Finalmente, la obra de Wieviorka nos recuerda que el racismo es un fenómeno dinámico, un desafío que exige vigilancia constante y creatividad en sus respuestas. En México y América Latina, la urgencia de esta reflexión se multiplica, pues implica sanar heridas profundas, construir nuevos relatos y forjar una convivencia basada en el respeto, la justicia y la inclusión. El llamado es a no conformarnos con discursos vacíos o medidas superficiales, sino a emprender una transformación genuina que reconozca la dignidad plena de todos los pueblos y que abrace la riqueza de la diversidad como motor de un futuro compartido.
¿Estamos dispuestos a enfrentar estas preguntas y a asumir el compromiso que implican? ¿Podremos, como sociedades, construir puentes que reconozcan la historia plural de nuestra gente y permitan que la memoria sea una herramienta de liberación y no de exclusión? El camino es arduo, pero en la resistencia y en la acción colectiva reside la esperanza de un México y una América Latina verdaderamente plurales, equitativos y libres del peso del racismo.

Manchamanteles
La música ha sido desde siempre un reflejo poderoso de las luchas y memorias de los pueblos racializados en América Latina y México, una forma de resistencia que se manifiesta tanto en letras como en ritmos. Por ejemplo, en México, la canción “La Llorona”, en su versión popularizada por Chavela Vargas, recorre con un lamento profundo la memoria dolorosa y la identidad: “Todos me dicen el negro, Llorona, negro pero cariñoso.”Esta estrofa es un eco de la identidad compleja que desafía las categorías rígidas de raza y clase, reclamando dignidad desde la herida. En Colombia, la cumbia, con raíces africanas, indígenas y europeas, se vuelve voz colectiva de un mestizaje cultural que resiste la marginación. El grupo Totó la Momposina, en canciones como “La Verdolaga”, canta: “Ay, cómo será que en mi tierra se baila y se goza con candela.”
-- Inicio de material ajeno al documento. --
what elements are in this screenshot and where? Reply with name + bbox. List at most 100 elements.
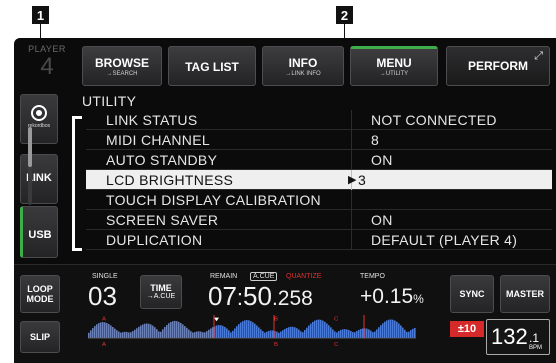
waveform-bar — [340, 329, 342, 339]
waveform-bar — [300, 331, 302, 339]
cue-marker: A — [102, 342, 106, 347]
usb-source-button[interactable]: USB — [20, 206, 58, 258]
waveform-bar — [348, 330, 350, 339]
tag-list-button[interactable]: TAG LIST — [168, 46, 256, 86]
waveform-bar — [354, 332, 356, 339]
callout-1-bracket — [72, 116, 82, 251]
waveform-bar — [322, 320, 324, 339]
waveform-overview[interactable]: A B C A B C — [88, 315, 416, 347]
waveform-bar — [356, 330, 358, 339]
bpm-label: BPM — [529, 345, 543, 351]
waveform-bar — [412, 328, 414, 339]
utility-row-label: AUTO STANDBY — [106, 152, 218, 168]
waveform-bar — [148, 323, 150, 339]
waveform-bar — [132, 331, 134, 339]
utility-row[interactable]: DUPLICATION DEFAULT (PLAYER 4) — [86, 230, 552, 250]
browse-button[interactable]: BROWSE →SEARCH — [82, 46, 162, 86]
waveform-bar — [104, 322, 106, 339]
tempo-range-badge: ±10 — [450, 321, 484, 337]
waveform-bar — [106, 323, 108, 339]
utility-row[interactable]: SCREEN SAVER ON — [86, 210, 552, 230]
waveform-bar — [136, 328, 138, 339]
waveform-bar — [294, 327, 296, 339]
waveform-bar — [286, 327, 288, 339]
menu-label: MENU — [376, 56, 412, 70]
waveform-bar — [170, 321, 172, 339]
waveform-bar — [202, 332, 204, 339]
utility-row[interactable]: LINK STATUS NOT CONNECTED — [86, 110, 552, 130]
waveform-bar — [410, 330, 412, 339]
master-button[interactable]: MASTER — [500, 275, 550, 313]
waveform-bar — [174, 320, 176, 339]
player-number: 4 — [40, 53, 54, 80]
waveform-bar — [272, 330, 274, 339]
waveform-bar — [124, 331, 126, 339]
waveform-bar — [326, 323, 328, 339]
waveform-bar — [230, 332, 232, 339]
single-label: SINGLE — [92, 273, 118, 280]
utility-row-label: LINK STATUS — [106, 112, 198, 128]
waveform-bar — [154, 327, 156, 339]
waveform-bar — [338, 331, 340, 339]
waveform-bar — [186, 327, 188, 339]
waveform-bar — [242, 321, 244, 339]
utility-row-value: NOT CONNECTED — [371, 112, 497, 128]
waveform-bar — [282, 330, 284, 339]
link-source-button[interactable]: LINK — [20, 154, 58, 204]
rekordbox-label: rekordbox — [27, 123, 51, 129]
utility-row[interactable]: LCD BRIGHTNESS ▶ 3 — [86, 170, 552, 190]
slip-button[interactable]: SLIP — [20, 321, 60, 353]
waveform-bar — [218, 325, 220, 339]
waveform-bar — [328, 325, 330, 339]
waveform-bar — [204, 332, 206, 339]
time-mode-button[interactable]: TIME →A.CUE — [140, 275, 182, 309]
list-scrollbar[interactable] — [28, 127, 32, 205]
bpm-decimal: .1 — [529, 331, 540, 345]
utility-row-label: DUPLICATION — [106, 232, 203, 248]
waveform-bar — [304, 330, 306, 339]
waveform-bar — [296, 328, 298, 339]
waveform-bar — [382, 323, 384, 339]
waveform-bar — [232, 330, 234, 339]
waveform-bar — [96, 324, 98, 339]
waveform-bar — [138, 326, 140, 339]
waveform-bar — [358, 329, 360, 339]
sync-button[interactable]: SYNC — [450, 275, 494, 313]
waveform-bar — [164, 327, 166, 339]
rekordbox-source-button[interactable]: rekordbox — [20, 94, 58, 144]
perform-button[interactable]: PERFORM ⤢ — [446, 46, 550, 86]
waveform-bar — [152, 325, 154, 339]
utility-row[interactable]: AUTO STANDBY ON — [86, 150, 552, 170]
info-button[interactable]: INFO →LINK INFO — [262, 46, 344, 86]
waveform-bar — [308, 325, 310, 339]
waveform-bar — [90, 330, 92, 339]
waveform-bar — [342, 329, 344, 339]
waveform-bar — [196, 331, 198, 339]
waveform-bar — [194, 332, 196, 339]
waveform-bar — [310, 323, 312, 339]
waveform-bar — [180, 322, 182, 339]
callout-1-line — [40, 24, 41, 38]
waveform-bar — [276, 331, 278, 339]
scrollbar-thumb[interactable] — [28, 127, 32, 167]
waveform-bar — [400, 325, 402, 339]
utility-row[interactable]: TOUCH DISPLAY CALIBRATION — [86, 190, 552, 210]
waveform-bar — [108, 324, 110, 339]
waveform-bar — [128, 332, 130, 339]
bpm-display: 132 .1 BPM — [486, 319, 550, 355]
cdj-display: PLAYER 4 BROWSE →SEARCH TAG LIST INFO →L… — [14, 38, 556, 363]
waveform-bar — [258, 327, 260, 339]
waveform-bar — [280, 331, 282, 339]
waveform-bar — [158, 331, 160, 339]
utility-row-value: 8 — [371, 132, 380, 148]
loop-mode-button[interactable]: LOOP MODE — [20, 275, 60, 313]
menu-button[interactable]: MENU →UTILITY — [350, 46, 438, 86]
waveform-bar — [206, 331, 208, 339]
waveform-bar — [376, 329, 378, 339]
waveform-bar — [130, 332, 132, 339]
waveform-bar — [306, 327, 308, 339]
waveform-bar — [250, 321, 252, 339]
quantize-label: QUANTIZE — [286, 273, 322, 280]
waveform-bar — [266, 331, 268, 339]
utility-row[interactable]: MIDI CHANNEL 8 — [86, 130, 552, 150]
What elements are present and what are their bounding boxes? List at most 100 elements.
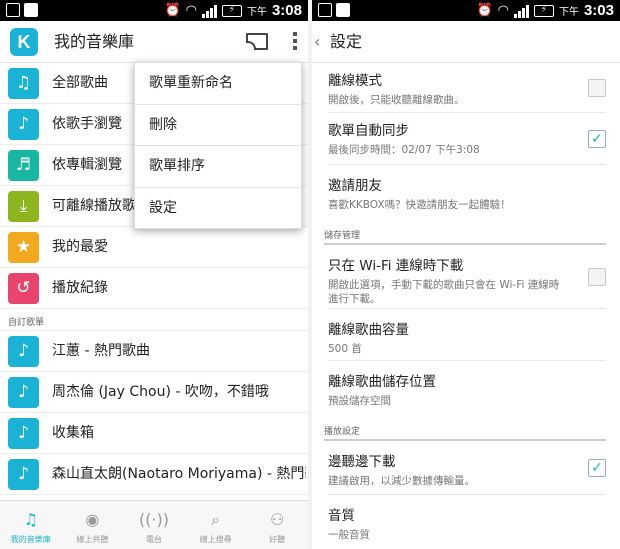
document-icon xyxy=(336,3,350,17)
setting-title: 歌單自動同步 xyxy=(328,123,409,139)
nav-library[interactable]: ♫ 我的音樂庫 xyxy=(0,501,62,549)
music-note-icon: ♪ xyxy=(8,377,39,408)
kkbox-logo-icon[interactable]: K xyxy=(10,28,38,56)
menu-delete[interactable]: 刪除 xyxy=(135,105,301,146)
storage-section-header: 儲存管理 xyxy=(324,219,606,245)
playlist-item[interactable]: ♪ 周杰倫 (Jay Chou) - 吹吻，不錯哦 xyxy=(0,372,308,413)
music-note-icon: ♪ xyxy=(8,418,39,449)
music-note-icon: ♪ xyxy=(8,336,39,367)
setting-subtitle: 開啟此選項，手動下載的歌曲只會在 Wi-Fi 連線時進行下載。 xyxy=(328,279,560,305)
music-library-screen: ⏰ ◠ ⚡ 下午 3:08 K 我的音樂庫 ♫ 全部歌曲 ♪ 依歌手瀏覽 ♬ 依… xyxy=(0,0,308,549)
setting-title: 離線歌曲容量 xyxy=(328,322,409,338)
wifi-icon: ◠ xyxy=(497,3,509,18)
playlist-label: 森山直太朗(Naotaro Moriyama) - 熱門歌曲 xyxy=(52,466,306,482)
setting-auto-sync[interactable]: 歌單自動同步 最後同步時間：02/07 下午3:08 ✓ xyxy=(328,113,606,165)
nav-label: 好聽 xyxy=(269,535,286,544)
nav-label: 我的音樂庫 xyxy=(10,535,51,544)
listen-together-icon: ◉ xyxy=(85,510,100,529)
setting-subtitle: 預設儲存空間 xyxy=(328,395,391,407)
page-title: 我的音樂庫 xyxy=(54,32,135,51)
document-icon xyxy=(24,3,38,17)
setting-title: 離線模式 xyxy=(328,73,382,89)
setting-subtitle: 500 首 xyxy=(328,343,362,355)
library-item-history[interactable]: ↺ 播放紀錄 xyxy=(0,268,308,309)
nav-listen-together[interactable]: ◉ 線上共聽 xyxy=(62,501,124,549)
status-time: 3:08 xyxy=(271,2,302,19)
setting-subtitle: 喜歡KKBOX嗎？快邀請朋友一起體驗！ xyxy=(328,199,511,211)
setting-subtitle: 最後同步時間：02/07 下午3:08 xyxy=(328,144,480,156)
settings-screen: ⏰ ◠ ⚡ 下午 3:03 ‹ 設定 離線模式 開啟後，只能收聽離線歌曲。 歌單… xyxy=(312,0,620,549)
stream-download-checkbox[interactable]: ✓ xyxy=(588,458,606,477)
nav-label: 線上共聽 xyxy=(76,535,109,544)
setting-subtitle: 建議啟用，以減少數據傳輸量。 xyxy=(328,475,475,487)
setting-offline-mode[interactable]: 離線模式 開啟後，只能收聽離線歌曲。 xyxy=(328,63,606,113)
wifi-only-checkbox[interactable] xyxy=(588,267,606,286)
back-chevron-icon[interactable]: ‹ xyxy=(312,21,320,63)
status-bar: ⏰ ◠ ⚡ 下午 3:08 xyxy=(0,0,308,21)
setting-subtitle: 一般音質 xyxy=(328,529,370,541)
setting-title: 離線歌曲儲存位置 xyxy=(328,374,436,390)
battery-icon: ⚡ xyxy=(533,4,554,17)
playlist-label: 周杰倫 (Jay Chou) - 吹吻，不錯哦 xyxy=(52,384,269,400)
playlist-label: 江蕙 - 熱門歌曲 xyxy=(52,343,150,359)
library-item-label: 我的最愛 xyxy=(52,239,108,255)
history-icon: ↺ xyxy=(8,273,39,304)
status-ampm: 下午 xyxy=(246,7,267,18)
setting-title: 只在 Wi-Fi 連線時下載 xyxy=(328,258,464,274)
playlist-item[interactable]: ♪ 收集箱 xyxy=(0,413,308,454)
nav-label: 線上搜尋 xyxy=(199,535,232,544)
setting-subtitle: 開啟後，只能收聽離線歌曲。 xyxy=(328,94,465,106)
nav-label: 電台 xyxy=(145,535,162,544)
setting-invite-friends[interactable]: 邀請朋友 喜歡KKBOX嗎？快邀請朋友一起體驗！ xyxy=(328,165,606,219)
status-bar: ⏰ ◠ ⚡ 下午 3:03 xyxy=(312,0,620,21)
setting-title: 音質 xyxy=(328,508,355,524)
setting-storage-location[interactable]: 離線歌曲儲存位置 預設儲存空間 xyxy=(328,361,606,415)
music-note-icon: ♪ xyxy=(8,459,39,490)
library-item-favorites[interactable]: ★ 我的最愛 xyxy=(0,227,308,268)
setting-stream-download[interactable]: 邊聽邊下載 建議啟用，以減少數據傳輸量。 ✓ xyxy=(328,441,606,495)
menu-settings[interactable]: 設定 xyxy=(135,188,301,230)
overflow-menu: 歌單重新命名 刪除 歌單排序 設定 xyxy=(134,62,302,229)
setting-offline-capacity[interactable]: 離線歌曲容量 500 首 xyxy=(328,309,606,361)
library-icon: ♫ xyxy=(23,510,38,529)
album-icon: ♬ xyxy=(8,150,39,181)
playlist-item[interactable]: ♪ 森山直太朗(Naotaro Moriyama) - 熱門歌曲 xyxy=(0,454,308,495)
music-list-icon: ♫ xyxy=(8,68,39,99)
playlist-item[interactable]: ♪ 江蕙 - 熱門歌曲 xyxy=(0,331,308,372)
nav-social[interactable]: ⚇ 好聽 xyxy=(246,501,308,549)
radio-icon: ((·)) xyxy=(138,510,170,529)
app-bar: K 我的音樂庫 xyxy=(0,21,308,63)
page-title: 設定 xyxy=(330,32,363,51)
setting-audio-quality[interactable]: 音質 一般音質 xyxy=(328,495,606,545)
menu-rename-playlist[interactable]: 歌單重新命名 xyxy=(135,63,301,105)
settings-app-bar: ‹ 設定 xyxy=(312,21,620,63)
notification-icon xyxy=(318,3,332,17)
notification-icon xyxy=(6,3,20,17)
setting-wifi-only[interactable]: 只在 Wi-Fi 連線時下載 開啟此選項，手動下載的歌曲只會在 Wi-Fi 連線… xyxy=(328,245,606,309)
setting-title: 邀請朋友 xyxy=(328,178,382,194)
offline-mode-checkbox[interactable] xyxy=(588,78,606,97)
playback-section-header: 播放設定 xyxy=(324,415,606,441)
setting-title: 邊聽邊下載 xyxy=(328,454,396,470)
custom-playlists-header: 自訂歌單 xyxy=(0,309,308,331)
cast-icon[interactable] xyxy=(246,33,268,50)
signal-icon xyxy=(513,4,529,18)
download-icon: ⤓ xyxy=(8,191,39,222)
menu-sort-playlists[interactable]: 歌單排序 xyxy=(135,146,301,188)
status-ampm: 下午 xyxy=(558,7,579,18)
status-time: 3:03 xyxy=(583,2,614,19)
auto-sync-checkbox[interactable]: ✓ xyxy=(588,129,606,148)
people-icon: ⚇ xyxy=(270,510,285,529)
playlist-label: 收集箱 xyxy=(52,425,94,441)
signal-icon xyxy=(201,4,217,18)
battery-icon: ⚡ xyxy=(221,4,242,17)
nav-radio[interactable]: ((·)) 電台 xyxy=(123,501,185,549)
library-item-label: 播放紀錄 xyxy=(52,280,108,296)
alarm-icon: ⏰ xyxy=(476,3,493,18)
more-options-icon[interactable] xyxy=(290,32,300,54)
nav-search[interactable]: ⌕ 線上搜尋 xyxy=(185,501,247,549)
wifi-icon: ◠ xyxy=(185,3,197,18)
settings-list: 離線模式 開啟後，只能收聽離線歌曲。 歌單自動同步 最後同步時間：02/07 下… xyxy=(312,63,620,545)
bottom-nav: ♫ 我的音樂庫 ◉ 線上共聽 ((·)) 電台 ⌕ 線上搜尋 ⚇ 好聽 xyxy=(0,500,308,549)
search-icon: ⌕ xyxy=(211,510,221,529)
Aquí, la música celebra no solo la cultura afrodescendiente, sino también su tenacidad frente a siglos de invisibilización. En Argentina, el hip hop de La Bomba de Tiempo fusiona ritmos afroamericanos con problemáticas sociales propias, haciendo escuchar las voces de las comunidades marginadas. Letras como las de “Callejero” expresan la crudeza de una realidad que exige justicia y reconocimiento. Estas expresiones musicales no solo preservan tradiciones; son espacios vivos donde se negocian identidades, se discuten estigmas y se reivindica la memoria colectiva. La música, entonces, se presenta como un puente sonoro que invita a escuchar la pluralidad racial y cultural, abriendo caminos hacia sociedades más inclusivas.
Narciso el obsceno
En un mundo donde el narcisismo se viste de colores, algunos prefieren mirarse el ombligo antes que reconocer el reflejo diverso y complejo que la historia les devuelve.